The $600,000 gate at the Cow Palace would surpass all revenue records for any games across campus. It would also be an appropriate moment to at long last induct Maravich into the LSU Athletic Hall of Fame, a distinction denied Pete for all these years despite the splendid irony that the LSU Hall Is located in a building named in honor of the Pistol. If Frank Brian can be admitted to the shrine without a degree, so should Pete.

It is laudable that Coach Wade, only 36 years old, holds his predecessors in reverence. When the Parker Coliseum was constructed as part of the Works Progress Administration, it exceeded Madison Square Garden as the largest coliseum in the United States. The facility was the site where the 1949 LSU Boxing team won the national title by defeating South Carolina before 11,000 fans. When Paul Dietzel arrived at LSU in late 1954, he noted that his first night in Baton Rouge was at an LSU boxing event and that pugilism was then more popular than pigskins on campus.

There is big money in throw-back athletic events, so LSU would recoup any investment needed to spruce up the Cow Palace in a game or two at the arena. A few blocks away, the university through student fees invested $85 million to construct a state of the art recreational center on Sorority Row. The Parker Coliseum renovation would cost a pittance in comparison to the UREC.
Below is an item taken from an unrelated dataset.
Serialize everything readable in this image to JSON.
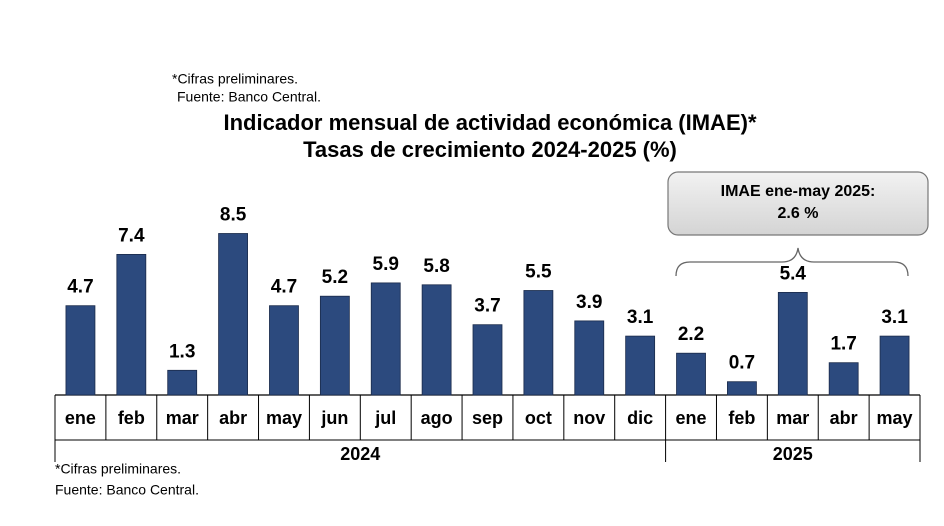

While we are salivating at the prospect of a Cow Palace return, an LSU vs. Southern University football game at Memorial Stadium would also provide a financial boon to both schools and create unprecedented excitement in a city in need of a booster shot. Memorial Stadium is still in use and seats 21,500 with a modern press box.

Fans would pay $1,000 a ticket to see LSU and Southern tangle at 1702 Foss St. The gate would reach $21.5 million, doubling the amount LSU derives when playing at home against Alabama.
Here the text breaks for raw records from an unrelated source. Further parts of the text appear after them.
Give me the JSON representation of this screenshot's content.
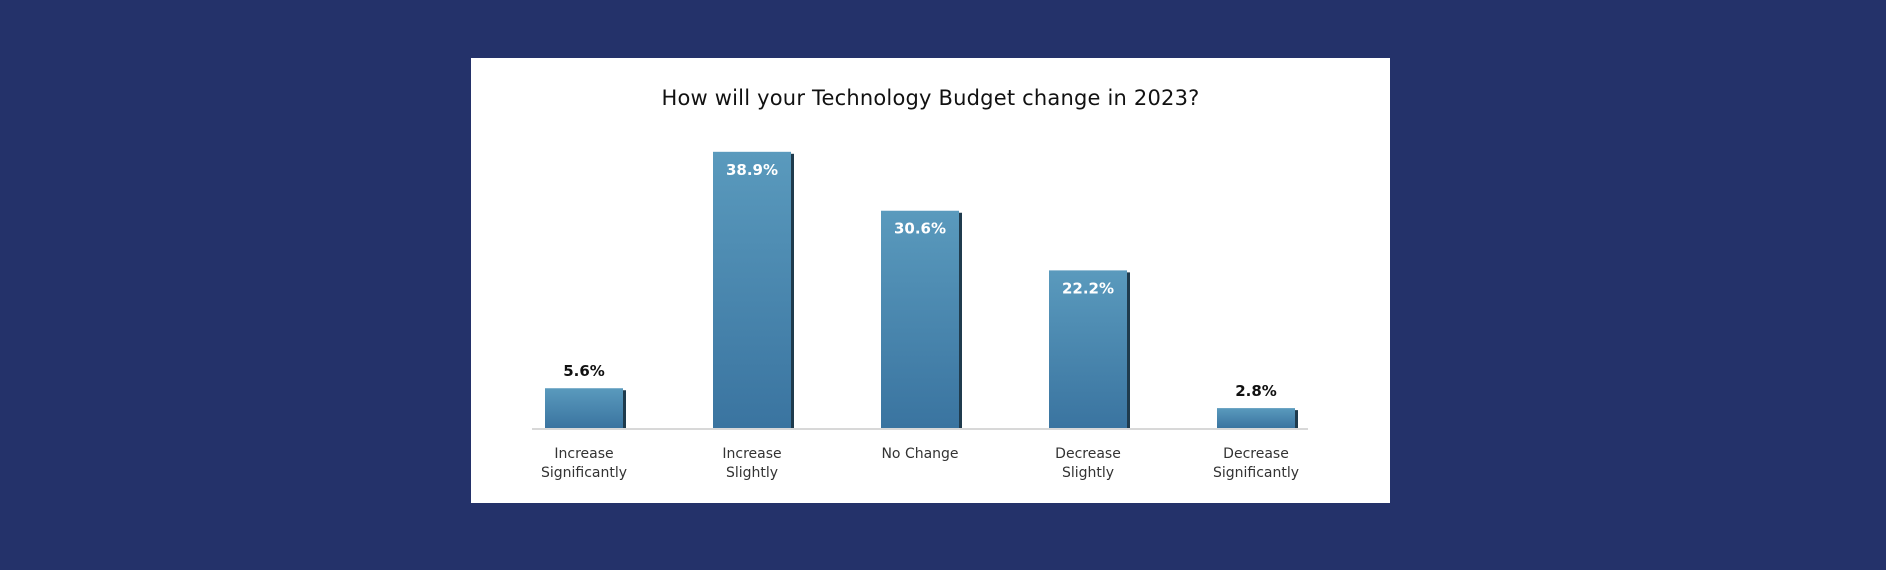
{
  "chart_data": {
    "type": "bar",
    "title": "How will your Technology Budget change in 2023?",
    "categories": [
      [
        "Increase",
        "Significantly"
      ],
      [
        "Increase",
        "Slightly"
      ],
      [
        "No Change"
      ],
      [
        "Decrease",
        "Slightly"
      ],
      [
        "Decrease",
        "Significantly"
      ]
    ],
    "values": [
      5.6,
      38.9,
      30.6,
      22.2,
      2.8
    ],
    "value_labels": [
      "5.6%",
      "38.9%",
      "30.6%",
      "22.2%",
      "2.8%"
    ],
    "xlabel": "",
    "ylabel": "",
    "ylim": [
      0,
      40
    ],
    "grid": false,
    "colors": {
      "bar_top": "#5a9abd",
      "bar_bottom": "#3a74a0",
      "bar_side": "#1f3b4d",
      "background": "#24326a",
      "axis": "#d8d8d8"
    }
  }
}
The 67-year-old stadium would be a true neutral location. It was the home of the Grantland Rice Bowl from 1969 to 1973 and is the place where Terry Bradshaw closed his career at Louisiana Tech. A football clash in the city between Southern and LSU would unite Baton Rouge like no event in history.

LSU and Southern are the only land grant universities in the same city in America. The Tigers have scheduled every college football team in the state other than Southern and Grambling. It is time to celebrate two great schools in the Capital City and stage a spectacle that would place Baton Rouge in the national spotlight.

The Governor’s Mansion grounds, walking distance from Memorial Stadium, could be used for tailgating, and Gov. John Bel Edwards and Baton Rouge Mayor Sharon Weston-Broome could lock arms and lead a parade into Memorial for this groundbreaking occasion.

It is time for a basketball renewal at Parker to pay homage to two of the Top 50 players the sport has witnessed in Pettit, now 86 years old, and Maravich, who died 31 years ago this past Saturday. And a date between LSU and Southern in football is overdue.

It is curious that LSU is host to a rowdy beer laden country music blowout while its closest neighbor has not been invited to campus. Louisiana Tech, U.L. Monroe, U.L. Lafayette, Southeastern, McNeese, Northwestern State, Nicholls and Southeastern have been featured on home football schedules, but a contest with Southern is for some reason considered off limits in TigerTown.

If Death Valley is not the place to unify LSU and Southern fans, Memorial Stadium is waiting with open seats.